The World Bank Group (WBG), one of the largest sources of funding and knowledge for developing countries, offers a good example to other international agencies and private firms on how to confront the development threat posed by tobacco use. The unambiguous Operational Directive 4.76 of 1999 mandates that the WBG does not lend directly to tobacco production, processing, or marketing; provide grants for investment in these activities; or guarantee investments, loans, or credits for these industries.[42]
More can be done to inform both institutional, passive investors, and active asset managers about the real economic cost of tobacco use globally, that far outweigh the financial returns. Also, it is worth highlighting that tobacco investments have increased potential for becoming ‘stranded assets’, if governments around the world continue to discourage tobacco use further in accordance with the WHO Framework Convention on Tobacco Control (FCTC),[43] and investors ditch stocks over Environmental, Social, Governance (ESG) concerns.[44] Considering the opportunity cost of capital, investors can still earn an equity premium without investing in tobacco stocks and risking reputational damage[45], or to be involved in multi-million legal disputes. This realization would help reduce the attractiveness of the investing in the tobacco industry.
Changing the profit story of the tobacco industry therefore represent a game-changing possibility for tobacco control, as fully informed investors “voting with their wallets” will move towards tobacco free investments avoiding an industry that harms its customers, while contributing to the achievement of Net Zero environmental targets.[46] [47]

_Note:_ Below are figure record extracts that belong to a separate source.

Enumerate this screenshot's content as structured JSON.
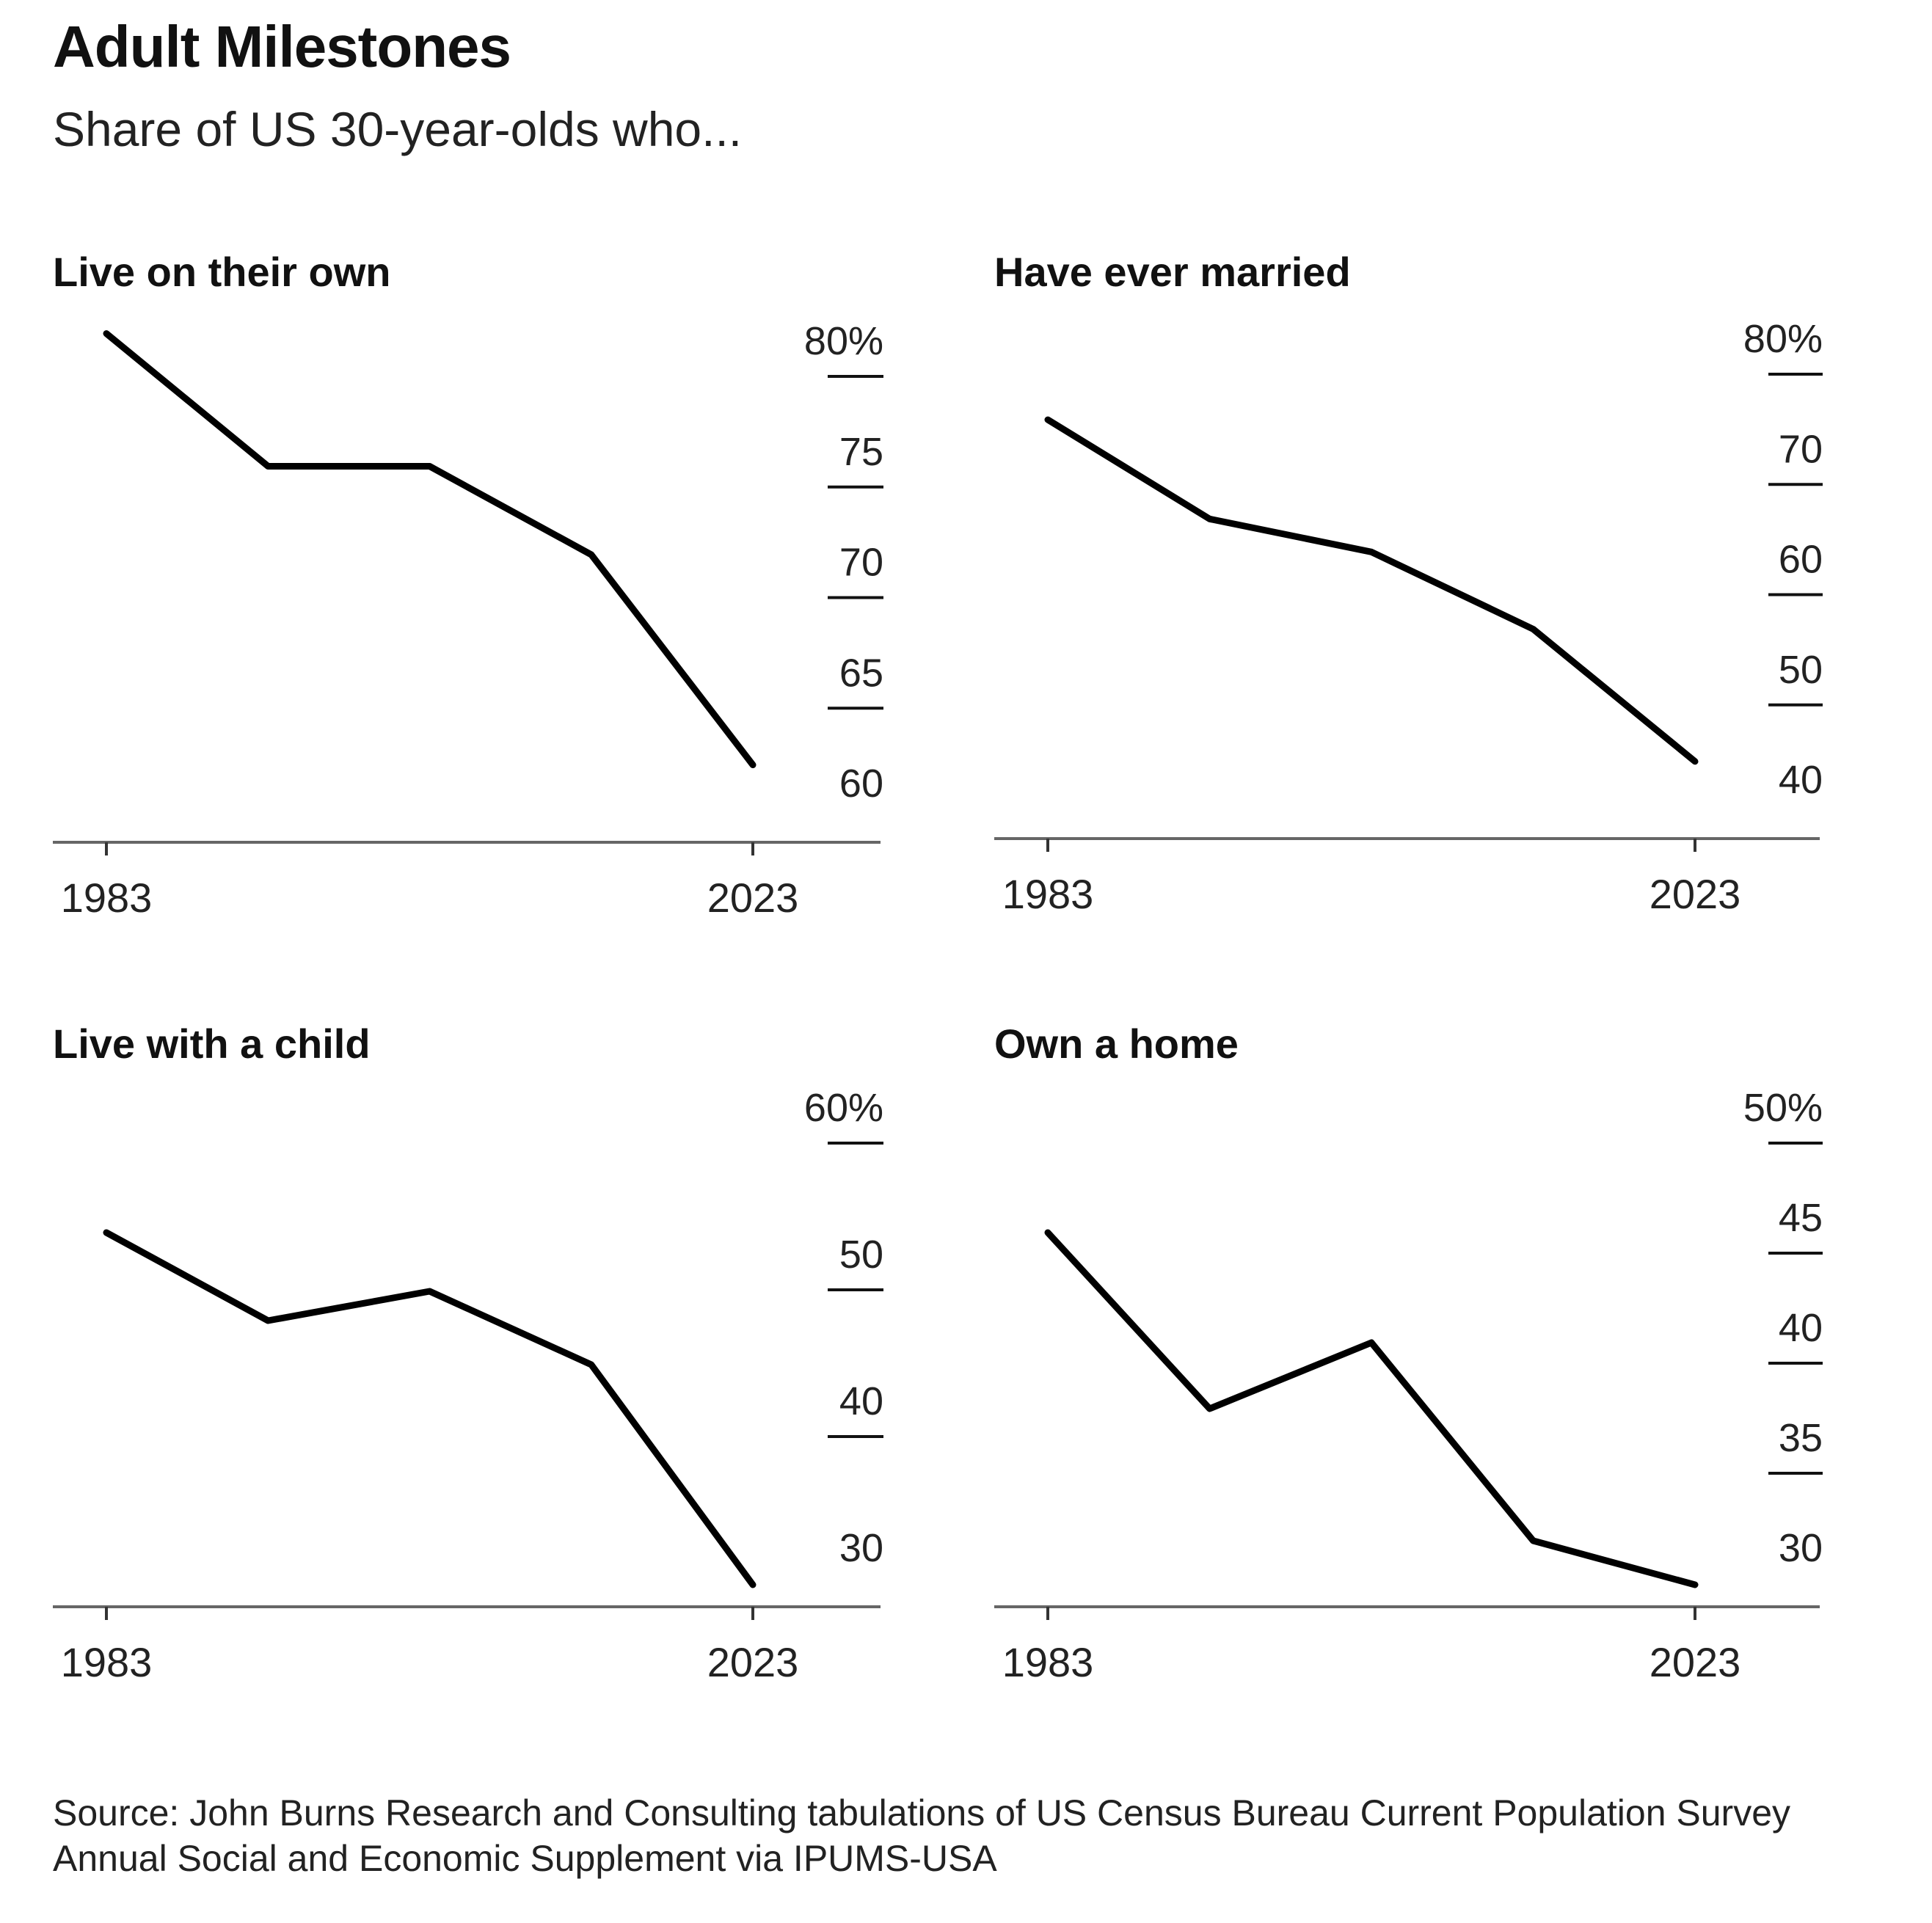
{
  "title": "Adult Milestones",
  "subtitle": "Share of US 30-year-olds who...",
  "source": "Source: John Burns Research and Consulting tabulations of US Census Bureau Current Population Survey Annual Social and Economic Supplement via IPUMS-USA",
  "colors": {
    "line": "#000000",
    "axis": "#666666",
    "text": "#222222"
  },
  "chart_data": [
    {
      "type": "line",
      "title": "Live on their own",
      "x": [
        1983,
        1993,
        2003,
        2013,
        2023
      ],
      "x_tick_labels": [
        "1983",
        "2023"
      ],
      "series": [
        {
          "values": [
            83,
            77,
            77,
            73,
            63.5
          ]
        }
      ],
      "ylim": [
        60,
        80
      ],
      "y_ticks": [
        60,
        65,
        70,
        75,
        80
      ],
      "y_tick_labels": [
        "60",
        "65",
        "70",
        "75",
        "80%"
      ],
      "ylabel": "",
      "xlabel": "",
      "grid": false
    },
    {
      "type": "line",
      "title": "Have ever married",
      "x": [
        1983,
        1993,
        2003,
        2013,
        2023
      ],
      "x_tick_labels": [
        "1983",
        "2023"
      ],
      "series": [
        {
          "values": [
            78,
            69,
            66,
            59,
            47
          ]
        }
      ],
      "ylim": [
        40,
        80
      ],
      "y_ticks": [
        40,
        50,
        60,
        70,
        80
      ],
      "y_tick_labels": [
        "40",
        "50",
        "60",
        "70",
        "80%"
      ],
      "ylabel": "",
      "xlabel": "",
      "grid": false
    },
    {
      "type": "line",
      "title": "Live with a child",
      "x": [
        1983,
        1993,
        2003,
        2013,
        2023
      ],
      "x_tick_labels": [
        "1983",
        "2023"
      ],
      "series": [
        {
          "values": [
            55.5,
            49.5,
            51.5,
            46.5,
            31.5
          ]
        }
      ],
      "ylim": [
        30,
        60
      ],
      "y_ticks": [
        30,
        40,
        50,
        60
      ],
      "y_tick_labels": [
        "30",
        "40",
        "50",
        "60%"
      ],
      "ylabel": "",
      "xlabel": "",
      "grid": false
    },
    {
      "type": "line",
      "title": "Own a home",
      "x": [
        1983,
        1993,
        2003,
        2013,
        2023
      ],
      "x_tick_labels": [
        "1983",
        "2023"
      ],
      "series": [
        {
          "values": [
            47,
            39,
            42,
            33,
            31
          ]
        }
      ],
      "ylim": [
        30,
        50
      ],
      "y_ticks": [
        30,
        35,
        40,
        45,
        50
      ],
      "y_tick_labels": [
        "30",
        "35",
        "40",
        "45",
        "50%"
      ],
      "ylabel": "",
      "xlabel": "",
      "grid": false
    }
  ]
}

Moving forward, as David Malpass, President of the World Bank Group, recently observed, “more than two years into the COVID crisis, it is devastatingly clear that broad-based participation in global public goods is necessary, whether for climate change, COVID-19 vaccines, refugees, or future pandemic prevention and preparedness.”[48] Indeed, massive and complex challenges such as raising the healthy life expectancy of the population and climate change require global solidarity and action, and there is no place for tobacco in a post-pandemic world.